Arts & Science faculty members honoured with Early Career Teaching Awards

April 24, 2023 by Chris Sasaki & Cynthia Macdonald - A&S News

Two Arts & Science faculty members — Alexandra Bolintineanu and Uahikea Maile — are among this year’s recipients of the University of Toronto’s Early Career Teaching Awards.

The award recognizes faculty members who are effective teachers and demonstrate an exceptional commitment to student learning, pedagogical engagement, and teaching innovation.

"Professors Bolintineanu and Maile share a deep commitment to their students’ academic experiences,” said Melanie Woodin, dean of the Faculty of Arts & Science. “Their dedication to teaching will continue to inspire generations of students throughout their careers. On behalf of the Faculty, congratulations to them both on this honour.”  

Award recipients from across the University of Toronto will be honoured at the annual Excellence in Teaching reception, held in the fall.

Alexandra Bolintineanu
Assistant Professor, Teaching Stream, Centre for Medieval Studies and Woodsworth College

Headshot of Alexandra Bolintineanu

Alexandra Bolintineanu’s approach to teaching is reflected in the use of an “illegal typewriter” in her Introduction to Digital Humanities course. The typewriter belonged to her parents, and in then-communist Romania such devices had to be registered and “fingerprinted” so that any typed documents could be traced back to the machine and its owners.

Her parents defied authorities and didn’t register it, she says, “because they saw the ability to freely write and disseminate one’s thoughts as a technology of survival.”

“Touch things and wonder,” says Bolintineanu about her teaching philosophy. “Make things. Learn in community. Encapsulated in the typewriter encounter, these practices encompass what teaching means to me. It means inspiring wonder and critical thought through close, experiential engagement with artifacts of human culture, from literary texts to the books that hold them.”

Bolintineanu received the award for this approach and for her many significant contributions to teaching, including creating and coordinating Woodsworth College’s minor program in digital humanities, for which she designed the curriculum and designed and taught the first nine new courses.

an old manual typewriter
In Alexandra Bolintineanu’s class, students use an “illegal typewriter” that belonged to Bolintineanu’s parents in then-communist Romania.

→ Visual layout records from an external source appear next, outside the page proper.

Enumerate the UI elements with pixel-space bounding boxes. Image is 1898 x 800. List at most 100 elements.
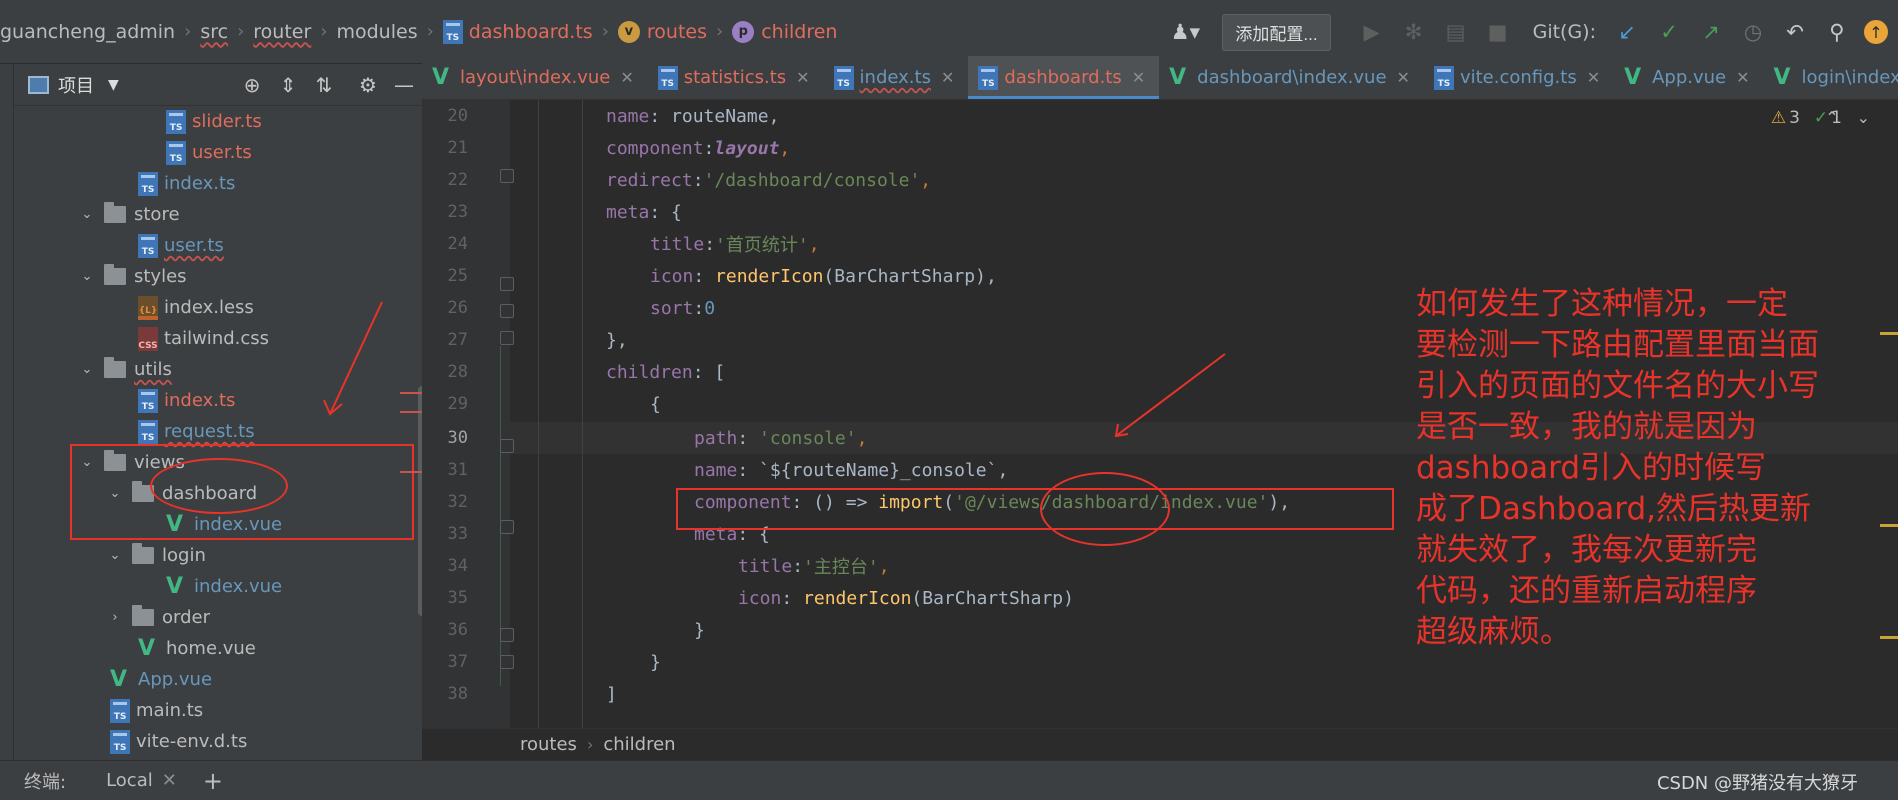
tree-item-home-vue[interactable]: Vhome.vue bbox=[14, 633, 422, 664]
git-label: Git(G): bbox=[1532, 21, 1596, 43]
fold-marker-icon[interactable] bbox=[500, 331, 514, 345]
chevron-down-icon[interactable]: ⌄ bbox=[76, 269, 98, 284]
tab-statistics-ts[interactable]: TS statistics.ts ✕ bbox=[648, 56, 824, 99]
tree-item-label: index.ts bbox=[164, 173, 236, 194]
tab-layout-index-vue[interactable]: Vlayout\index.vue ✕ bbox=[422, 56, 648, 99]
code-token: : bbox=[737, 427, 760, 449]
close-icon[interactable]: ✕ bbox=[620, 68, 633, 87]
fold-marker-icon[interactable] bbox=[500, 439, 514, 453]
chevron-down-icon[interactable]: ⌄ bbox=[76, 207, 98, 222]
chevron-down-icon[interactable]: ⌄ bbox=[104, 548, 126, 563]
search-icon[interactable]: ⚲ bbox=[1822, 17, 1852, 47]
new-terminal-button[interactable]: + bbox=[203, 767, 223, 795]
code-token: : bbox=[693, 297, 705, 319]
chevron-right-icon: › bbox=[716, 21, 724, 42]
breadcrumb-modules[interactable]: modules › bbox=[336, 21, 442, 43]
fold-marker-icon[interactable] bbox=[500, 628, 514, 642]
history-icon[interactable]: ◷ bbox=[1738, 17, 1768, 47]
tree-item-user-ts[interactable]: TS user.ts bbox=[14, 137, 422, 168]
close-icon[interactable]: ✕ bbox=[941, 68, 954, 87]
close-icon[interactable]: ✕ bbox=[1587, 68, 1600, 87]
tree-item-index-ts[interactable]: TS index.ts bbox=[14, 168, 422, 199]
close-icon[interactable]: ✕ bbox=[1736, 68, 1749, 87]
tree-item-order[interactable]: › order bbox=[14, 602, 422, 633]
tab-vite-config-ts[interactable]: TS vite.config.ts ✕ bbox=[1424, 56, 1614, 99]
tree-item-request-ts[interactable]: TS request.ts bbox=[14, 416, 422, 447]
typescript-file-icon: TS bbox=[138, 388, 158, 413]
chevron-right-icon[interactable]: › bbox=[104, 610, 126, 625]
stop-icon[interactable]: ■ bbox=[1483, 17, 1513, 47]
tree-item-index-less[interactable]: {L} index.less bbox=[14, 292, 422, 323]
tree-item-login-index-vue[interactable]: Vindex.vue bbox=[14, 571, 422, 602]
tree-item-utils[interactable]: ⌄ utils bbox=[14, 354, 422, 385]
close-icon[interactable]: ✕ bbox=[796, 68, 809, 87]
fold-marker-icon[interactable] bbox=[500, 277, 514, 291]
expand-all-icon[interactable]: ⇕ bbox=[270, 73, 306, 97]
user-dropdown-icon[interactable]: ♟▾ bbox=[1170, 17, 1200, 47]
line-number: 26 bbox=[447, 298, 468, 318]
fold-marker-icon[interactable] bbox=[500, 304, 514, 318]
close-icon[interactable]: ✕ bbox=[1397, 68, 1410, 87]
close-icon[interactable]: ✕ bbox=[1132, 68, 1145, 87]
git-push-icon[interactable]: ↗ bbox=[1696, 17, 1726, 47]
tree-item-vite-env[interactable]: TS vite-env.d.ts bbox=[14, 726, 422, 757]
tab-app-vue[interactable]: V App.vue ✕ bbox=[1614, 56, 1763, 99]
fold-marker-icon[interactable] bbox=[500, 169, 514, 183]
tab-label: dashboard\index.vue bbox=[1197, 67, 1387, 88]
breadcrumb-router[interactable]: router › bbox=[253, 21, 336, 43]
editor-breadcrumb-children[interactable]: children bbox=[603, 734, 675, 755]
tree-item-app-vue[interactable]: V App.vue bbox=[14, 664, 422, 695]
project-view-selector[interactable]: 项目 ▼ bbox=[28, 72, 119, 98]
fold-marker-icon[interactable] bbox=[500, 655, 514, 669]
code-token: '主控台' bbox=[803, 557, 879, 578]
code-line-31: name: `${routeName}_console`, bbox=[694, 454, 1008, 486]
code-token: } bbox=[650, 651, 661, 673]
tree-item-styles[interactable]: ⌄ styles bbox=[14, 261, 422, 292]
tab-index-ts[interactable]: TS index.ts ✕ bbox=[824, 56, 969, 99]
tree-item-utils-index-ts[interactable]: TS index.ts bbox=[14, 385, 422, 416]
close-icon[interactable]: ✕ bbox=[162, 770, 177, 791]
chevron-down-icon[interactable]: ⌄ bbox=[1857, 108, 1888, 127]
rollback-icon[interactable]: ↶ bbox=[1780, 17, 1810, 47]
terminal-tab-local[interactable]: Local ✕ bbox=[106, 770, 177, 791]
git-commit-icon[interactable]: ✓ bbox=[1654, 17, 1684, 47]
code-line-23: meta: { bbox=[606, 196, 682, 228]
project-window-icon bbox=[28, 75, 49, 94]
chevron-down-icon[interactable]: ⌄ bbox=[76, 362, 98, 377]
tree-item-store[interactable]: ⌄ store bbox=[14, 199, 422, 230]
git-update-icon[interactable]: ↙ bbox=[1612, 17, 1642, 47]
tab-login-index-vue[interactable]: Vlogin\index.vue⌄ bbox=[1764, 56, 1898, 99]
tree-item-slider-ts[interactable]: TS slider.ts bbox=[14, 106, 422, 137]
breadcrumb-children[interactable]: p children bbox=[732, 20, 837, 43]
breadcrumb-routes[interactable]: v routes › bbox=[617, 20, 732, 43]
terminal-tab-label: Local bbox=[106, 770, 153, 791]
run-icon[interactable]: ▶ bbox=[1357, 17, 1387, 47]
hide-panel-icon[interactable]: — bbox=[386, 73, 422, 97]
collapse-all-icon[interactable]: ⇅ bbox=[306, 73, 342, 97]
annotation-line: 如何发生了这种情况，一定 bbox=[1416, 286, 1788, 322]
coverage-icon[interactable]: ▤ bbox=[1441, 17, 1471, 47]
breadcrumb-file[interactable]: TS dashboard.ts › bbox=[442, 19, 618, 44]
debug-icon[interactable]: ✻ bbox=[1399, 17, 1429, 47]
tree-item-label: home.vue bbox=[166, 638, 256, 659]
vue-file-icon: V bbox=[110, 666, 128, 692]
gear-icon[interactable]: ⚙ bbox=[350, 73, 386, 97]
breadcrumb-project[interactable]: guancheng_admin › bbox=[0, 21, 200, 43]
breadcrumb-src[interactable]: src › bbox=[200, 21, 253, 43]
tab-dashboard-ts[interactable]: TS dashboard.ts ✕ bbox=[968, 56, 1160, 99]
editor-breadcrumb-routes[interactable]: routes bbox=[520, 734, 577, 755]
update-icon[interactable]: ↑ bbox=[1864, 20, 1888, 44]
fold-marker-icon[interactable] bbox=[500, 520, 514, 534]
tree-item-store-user-ts[interactable]: TS user.ts bbox=[14, 230, 422, 261]
tree-item-label: user.ts bbox=[164, 235, 224, 256]
tab-dashboard-index-vue[interactable]: Vdashboard\index.vue ✕ bbox=[1159, 56, 1424, 99]
navigate-problems[interactable]: ⌃⌄ bbox=[1825, 108, 1888, 127]
add-configuration-button[interactable]: 添加配置... bbox=[1222, 13, 1331, 51]
tree-item-tailwind-css[interactable]: CSS tailwind.css bbox=[14, 323, 422, 354]
code-line-25: icon: renderIcon (BarChartSharp), bbox=[650, 260, 997, 292]
chevron-up-icon[interactable]: ⌃ bbox=[1825, 108, 1856, 127]
locate-icon[interactable]: ⊕ bbox=[234, 73, 270, 97]
annotation-line: 引入的页面的文件名的大小写 bbox=[1416, 368, 1819, 404]
tree-item-main-ts[interactable]: TS main.ts bbox=[14, 695, 422, 726]
tree-item-login[interactable]: ⌄ login bbox=[14, 540, 422, 571]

Program courses combine research and critical analysis with experiential learning, as students visit rare book collections and museums, and work hands-on with text encoding, digital mapping, data visualization, augmented and virtual reality and 3D printing. In her courses, students learn to create digital exhibits and maps, turn medieval riddles into video games, and build digital archives of the lives of banned and endangered books.

“It’s a lovely culmination of these past years of tenacious hard work,” says Bolintineanu. “Most of all, it made me feel happy and grateful to all the magnificent teachers who shaped me, the brilliant colleagues who teach and support me, and most of all, to my awesome and amazing students whom it is my privilege to teach and from whom it is my privilege to learn.”

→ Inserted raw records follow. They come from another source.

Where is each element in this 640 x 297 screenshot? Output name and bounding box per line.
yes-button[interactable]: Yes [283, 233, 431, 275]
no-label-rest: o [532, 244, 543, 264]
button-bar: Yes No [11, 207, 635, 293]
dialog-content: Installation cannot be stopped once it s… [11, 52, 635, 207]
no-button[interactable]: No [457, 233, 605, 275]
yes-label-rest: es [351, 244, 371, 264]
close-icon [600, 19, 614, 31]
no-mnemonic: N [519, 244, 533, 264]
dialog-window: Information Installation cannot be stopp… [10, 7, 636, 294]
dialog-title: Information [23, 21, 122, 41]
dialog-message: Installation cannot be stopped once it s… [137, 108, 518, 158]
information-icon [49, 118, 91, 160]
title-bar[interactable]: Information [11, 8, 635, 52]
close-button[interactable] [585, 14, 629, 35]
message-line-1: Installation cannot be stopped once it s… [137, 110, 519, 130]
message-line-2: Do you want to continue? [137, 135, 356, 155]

Bolintineanu adds this award to a list of honours that includes the Canadian Society for Digital Humanities Outstanding Early Career Award (2019) and the Centers and Regional Associations (CARA) Teaching Prize of the Medieval Academy of America (2023).

Uahikea Maile
Assistant Professor, Department of Political Science

Headshot of Uahikea Maile

Uahikea Maile is a Kanaka Maoli (Native Hawaiian) scholar, organizer and practitioner from Maunawili, Oʻahu. An assistant professor in the Department of Political Science, he is an affiliate faculty member at the Centre for Indigenous Studies and the Centre for the Study of the United States at the Munk School of Global Affairs & Public Policy

Maile is also the founding director of the recently established Ziibiing Lab, a research collaboratory examining Indigenous politics from global, international and transnational perspectives. They are also finishing a book on the development of settler colonial capitalism in Hawaiʻi.

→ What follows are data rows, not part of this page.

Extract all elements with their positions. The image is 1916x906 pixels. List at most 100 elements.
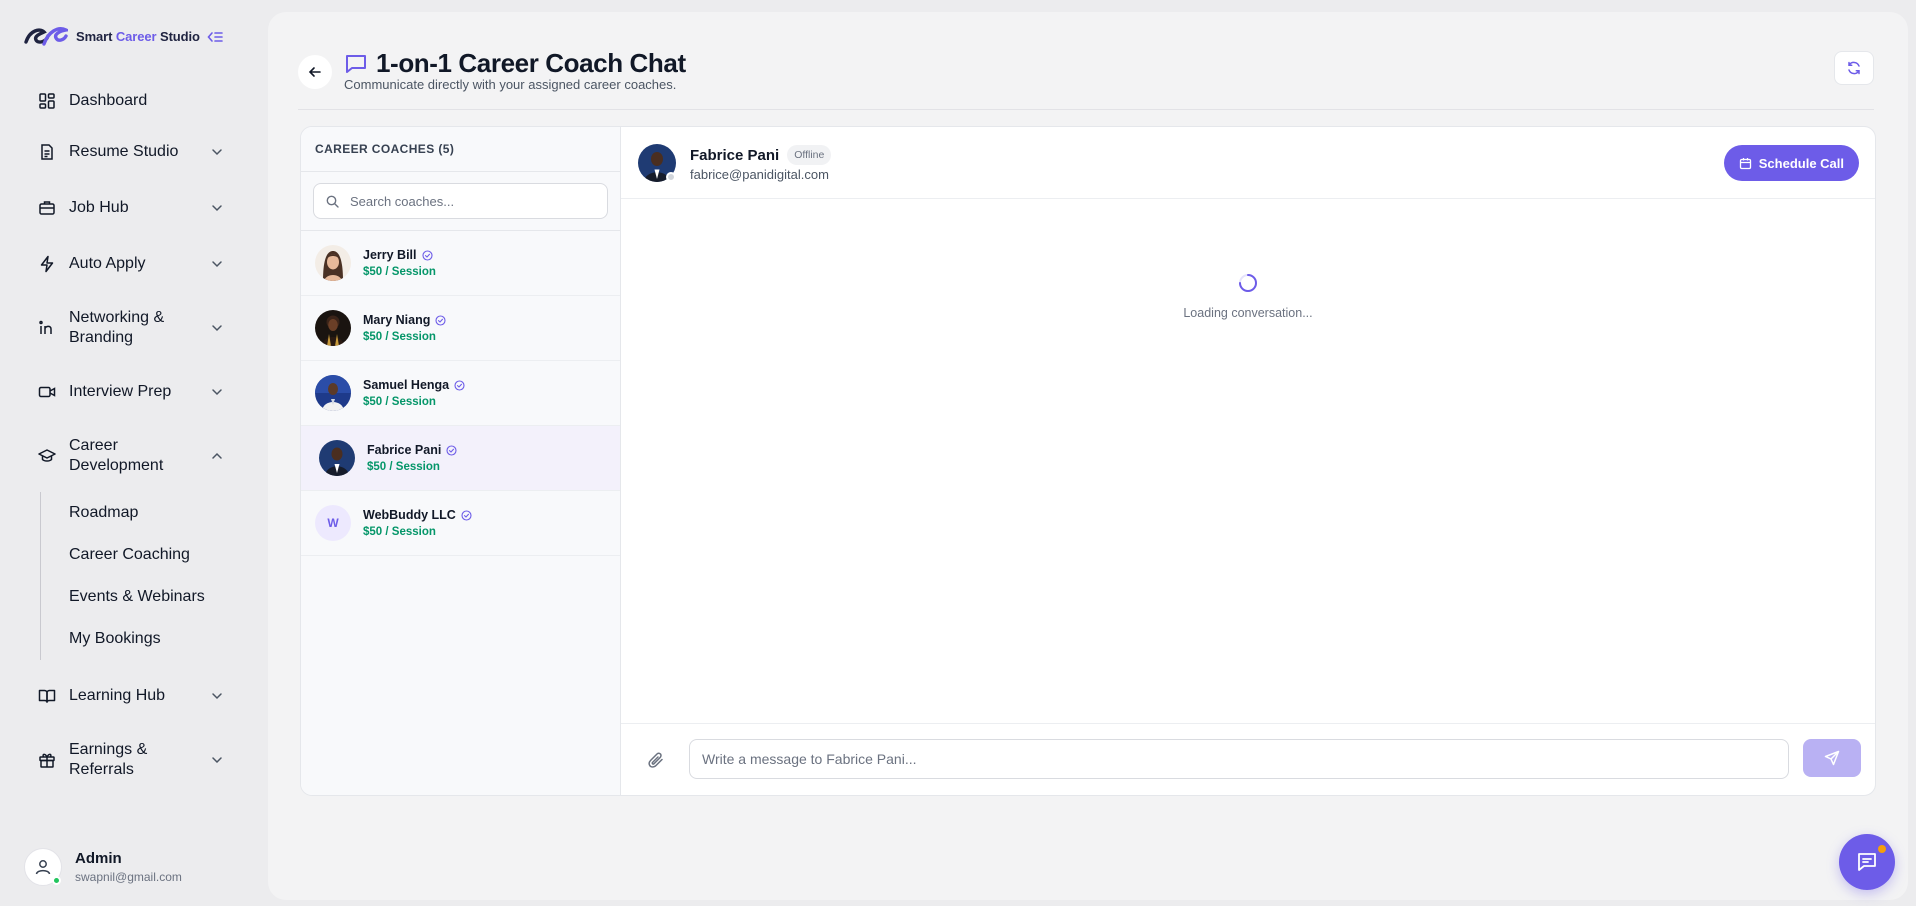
brand-logo[interactable]: Smart Career Studio xyxy=(24,22,200,50)
verified-check-icon xyxy=(421,249,433,261)
gift-icon xyxy=(39,753,55,768)
verified-check-icon xyxy=(435,314,446,326)
loading-state: Loading conversation... xyxy=(621,272,1875,320)
sidebar-item-earnings-referrals[interactable]: Earnings & Referrals xyxy=(24,724,234,796)
send-button[interactable] xyxy=(1803,739,1861,777)
page-title: 1-on-1 Career Coach Chat xyxy=(376,48,686,78)
chat-contact-email: fabrice@panidigital.com xyxy=(690,167,829,182)
sidebar-item-label: Networking & Branding xyxy=(69,309,165,346)
schedule-call-label: Schedule Call xyxy=(1758,155,1844,171)
profile-email: swapnil@gmail.com xyxy=(75,870,182,884)
search-icon xyxy=(326,195,339,208)
coach-price: $50 / Session xyxy=(363,266,436,278)
coach-name-text: Mary Niang xyxy=(363,313,431,327)
sidebar-item-label: Resume Studio xyxy=(69,143,179,160)
linkedin-icon xyxy=(39,320,52,334)
logo-mark-icon xyxy=(24,27,68,46)
user-icon xyxy=(35,860,51,875)
sidebar-item-learning-hub[interactable]: Learning Hub xyxy=(24,668,234,724)
coach-name: Fabrice Pani xyxy=(367,443,457,457)
sidebar-item-label: Interview Prep xyxy=(69,383,172,400)
verified-check-icon xyxy=(454,379,465,391)
sidebar-item-career-coaching[interactable]: Career Coaching xyxy=(41,534,234,576)
header-divider xyxy=(298,109,1874,110)
sidebar-nav: Dashboard Resume Studio Job Hub Auto App… xyxy=(24,78,234,828)
loading-text: Loading conversation... xyxy=(1183,306,1313,320)
coach-avatar xyxy=(319,440,355,476)
paperclip-icon[interactable] xyxy=(647,751,665,769)
chevron-up-icon xyxy=(212,452,222,459)
back-button[interactable] xyxy=(298,55,332,89)
coach-name-text: Jerry Bill xyxy=(363,248,417,262)
sidebar-item-job-hub[interactable]: Job Hub xyxy=(24,180,234,236)
sidebar-item-label: Career Development xyxy=(69,437,164,474)
calendar-icon xyxy=(1739,157,1751,169)
send-icon xyxy=(1824,750,1840,766)
coach-price: $50 / Session xyxy=(363,396,436,408)
avatar xyxy=(24,848,62,886)
coach-item-webbuddy-llc[interactable]: W WebBuddy LLC $50 / Session xyxy=(301,491,620,556)
page-subtitle: Communicate directly with your assigned … xyxy=(344,77,677,92)
message-input[interactable] xyxy=(689,739,1789,779)
sidebar-item-resume-studio[interactable]: Resume Studio xyxy=(24,124,234,180)
chat-contact-name: Fabrice Pani Offline xyxy=(690,145,832,165)
search-input[interactable] xyxy=(314,184,607,218)
schedule-call-button[interactable]: Schedule Call xyxy=(1723,145,1859,181)
support-chat-button[interactable] xyxy=(1839,834,1895,890)
coach-list-heading: CAREER COACHES (5) xyxy=(301,127,620,172)
chevron-down-icon xyxy=(212,757,222,764)
coach-price: $50 / Session xyxy=(363,526,436,538)
coach-item-fabrice-pani[interactable]: Fabrice Pani $50 / Session xyxy=(301,426,620,491)
page-header: 1-on-1 Career Coach Chat xyxy=(344,48,686,79)
arrow-left-icon xyxy=(308,67,321,77)
coach-name-text: Fabrice Pani xyxy=(367,443,442,457)
coach-price: $50 / Session xyxy=(363,331,436,343)
coach-avatar-initial: W xyxy=(315,505,351,541)
refresh-button[interactable] xyxy=(1834,51,1874,85)
sidebar: Smart Career Studio Dashboard Resume Stu… xyxy=(0,0,266,906)
coach-item-samuel-henga[interactable]: Samuel Henga $50 / Session xyxy=(301,361,620,426)
coach-name: Mary Niang xyxy=(363,313,446,327)
message-composer xyxy=(621,723,1875,795)
profile-name: Admin xyxy=(75,850,122,867)
sidebar-item-career-development[interactable]: Career Development xyxy=(24,420,234,492)
verified-check-icon xyxy=(446,444,457,456)
chat-header: Fabrice Pani Offline fabrice@panidigital… xyxy=(621,127,1875,199)
sidebar-item-label: Learning Hub xyxy=(69,687,166,704)
sidebar-item-label: Job Hub xyxy=(69,199,129,216)
chevron-down-icon xyxy=(212,149,222,156)
sidebar-item-interview-prep[interactable]: Interview Prep xyxy=(24,364,234,420)
brand-name: Smart Career Studio xyxy=(76,28,200,44)
sidebar-item-events-webinars[interactable]: Events & Webinars xyxy=(41,576,234,618)
coach-search xyxy=(313,183,608,219)
collapse-sidebar-icon[interactable] xyxy=(206,28,224,46)
coach-avatar xyxy=(315,245,351,281)
chat-card: CAREER COACHES (5) Jerry Bill $50 / Sess… xyxy=(300,126,1876,796)
dashboard-icon xyxy=(39,93,55,109)
sidebar-item-auto-apply[interactable]: Auto Apply xyxy=(24,236,234,292)
sidebar-item-label: Auto Apply xyxy=(69,255,146,272)
coach-item-mary-niang[interactable]: Mary Niang $50 / Session xyxy=(301,296,620,361)
sidebar-item-label: Dashboard xyxy=(69,92,148,109)
sidebar-item-roadmap[interactable]: Roadmap xyxy=(41,492,234,534)
coach-item-jerry-bill[interactable]: Jerry Bill $50 / Session xyxy=(301,231,620,296)
coach-search-wrap xyxy=(301,172,620,231)
coach-name: Samuel Henga xyxy=(363,378,465,392)
sidebar-item-my-bookings[interactable]: My Bookings xyxy=(41,618,234,660)
lightning-icon xyxy=(40,255,54,273)
chat-contact-name-text: Fabrice Pani xyxy=(690,146,780,164)
career-development-submenu: Roadmap Career Coaching Events & Webinar… xyxy=(40,492,234,660)
coach-price: $50 / Session xyxy=(367,461,440,473)
coach-avatar xyxy=(315,375,351,411)
coach-name-text: Samuel Henga xyxy=(363,378,450,392)
sidebar-item-dashboard[interactable]: Dashboard xyxy=(24,78,234,124)
chat-bubble-icon xyxy=(1858,853,1876,871)
user-profile[interactable]: Admin swapnil@gmail.com xyxy=(24,848,182,886)
coach-avatar xyxy=(315,310,351,346)
video-icon xyxy=(38,386,56,398)
main-panel: 1-on-1 Career Coach Chat Communicate dir… xyxy=(268,12,1908,900)
sidebar-item-networking-branding[interactable]: Networking & Branding xyxy=(24,292,234,364)
coach-list-panel: CAREER COACHES (5) Jerry Bill $50 / Sess… xyxy=(301,127,621,795)
coach-name-text: WebBuddy LLC xyxy=(363,508,456,522)
online-status-dot xyxy=(52,876,61,885)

Since joining the department in 2019, Maile has originated new approaches to teaching and research in Indigenous politics. Maile has developed and taught five groundbreaking courses on the subject and consequently strengthened the department’s curriculum renewal.

His teaching philosophy draws on the interconnected Kanaka Maoli principles of kuleana (responsibility) and kūlana (positionality) to account for political and ethical responsibilities to place, people and power. Maile has fostered an engaged community of Indigenous scholars and students, both on and off campus. In Ziibiing Lab, he is cultivating an alternative learning environment for faculty, students and community members, particularly through educational programming such as a “Lunch and Learn” series featuring postdoctoral fellow researchers and graduate students. 

Maile dedicates this award to his mother, Patricia Dunkin-Maile, of whom he says: "My mother homeschooled my older brother and I for eight years, almost all of them in a cramped one-bedroom apartment in Honolulu. She sacrificed a lot, and I was a handful. This award is for her — my first ever teacher — who led the way."